To understand the conflict we need to understand what we are calling as measures? Are these the numbers which are incorporated in the formal end of period MIS reports or are these questions that the top management frequently asks in meetings? In most cases what is captured in the MIS does not matter much unless it is backed by top management questioning. So measures which impact behavior are only the ones which are reflected in the day to day top management questioning. Rest all are just numbers in some papers.

So if we teach top management to stop asking the local efficiency questions, we would have removed the practice of local efficiency decisions? Is this the full proof method to prevent the damage of local efficiency decisions?

Well measures or no measures, we as human beings are hard wired to work efficiently. Give an exercise of creating 50 envelopes to any person without any performance measures. The immediate tendency is to cut all 50 envelopes, then fold all 50 in the shape and then glue all 50. Set up reduction to minimize efforts comes natural to us. This is almost same as in a shop. Give any worker 3 orders, 2 similar and 1 dissimilar which involves a set up. The immediate instinct would be to batch the similar orders with or without a ‘measurement system”. So actually it is not the measurement system which is causing the problem, it is our inherent instincts. The exercise of removing the old measurement system and replacing with the new measurement system is not going to help anyone. The best approach is just to choke the release of material – there will not be enough material to batch in the first place. In case of envelopes, just give the person to work on first 25 envelopes, let him batch within that and then give the next 25. The person does not have 50 envelopes to batch in the first place – he had only 25 with him and as a result we have the first 25 coming out much earlier.
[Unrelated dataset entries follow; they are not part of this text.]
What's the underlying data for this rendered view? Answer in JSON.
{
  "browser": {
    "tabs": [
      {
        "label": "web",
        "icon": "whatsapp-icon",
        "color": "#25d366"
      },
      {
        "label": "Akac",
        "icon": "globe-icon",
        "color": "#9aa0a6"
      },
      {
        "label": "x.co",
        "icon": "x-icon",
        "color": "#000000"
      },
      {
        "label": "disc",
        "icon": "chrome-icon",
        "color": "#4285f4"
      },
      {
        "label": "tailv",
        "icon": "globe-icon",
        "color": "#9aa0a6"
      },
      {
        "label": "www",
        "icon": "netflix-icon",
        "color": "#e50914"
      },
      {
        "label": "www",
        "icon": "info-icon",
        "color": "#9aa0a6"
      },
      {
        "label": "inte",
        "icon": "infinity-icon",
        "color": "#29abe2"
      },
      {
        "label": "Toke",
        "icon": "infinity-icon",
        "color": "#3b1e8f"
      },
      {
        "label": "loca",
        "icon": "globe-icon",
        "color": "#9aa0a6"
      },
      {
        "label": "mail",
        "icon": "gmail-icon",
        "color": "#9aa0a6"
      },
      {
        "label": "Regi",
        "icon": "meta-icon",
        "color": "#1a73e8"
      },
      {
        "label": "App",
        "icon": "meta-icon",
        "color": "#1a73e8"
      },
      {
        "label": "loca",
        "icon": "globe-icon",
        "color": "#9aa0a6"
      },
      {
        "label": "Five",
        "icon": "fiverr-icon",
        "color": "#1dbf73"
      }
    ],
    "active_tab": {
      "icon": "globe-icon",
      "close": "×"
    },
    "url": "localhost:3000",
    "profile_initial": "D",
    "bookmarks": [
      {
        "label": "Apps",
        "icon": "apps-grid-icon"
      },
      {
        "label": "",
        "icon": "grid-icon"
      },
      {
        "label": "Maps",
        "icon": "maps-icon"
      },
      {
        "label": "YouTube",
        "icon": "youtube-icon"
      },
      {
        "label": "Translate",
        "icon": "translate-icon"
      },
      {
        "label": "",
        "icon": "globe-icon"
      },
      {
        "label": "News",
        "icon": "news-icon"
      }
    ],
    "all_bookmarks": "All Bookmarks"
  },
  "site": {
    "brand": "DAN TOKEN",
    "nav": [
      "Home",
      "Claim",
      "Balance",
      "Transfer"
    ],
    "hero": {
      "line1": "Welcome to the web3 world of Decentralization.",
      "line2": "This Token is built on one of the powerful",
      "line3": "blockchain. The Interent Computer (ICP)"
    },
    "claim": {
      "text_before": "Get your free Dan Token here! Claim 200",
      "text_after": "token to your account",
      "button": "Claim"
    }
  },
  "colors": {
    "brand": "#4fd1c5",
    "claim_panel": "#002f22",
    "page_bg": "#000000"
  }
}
The antidote against local efficiency measures is the step of chocking the release material in the shop and the rule of following the color priorities. These steps, when implemented give significant results and take away the negatives of the local efficiency measures. So if we are having an enabling process which counters the negative impact of local measures and we ensure that top management do not ask the wrong questions – we could as well live with formal measures and observe it from time to time to validate the availability of protective capacity along with the buffer signals.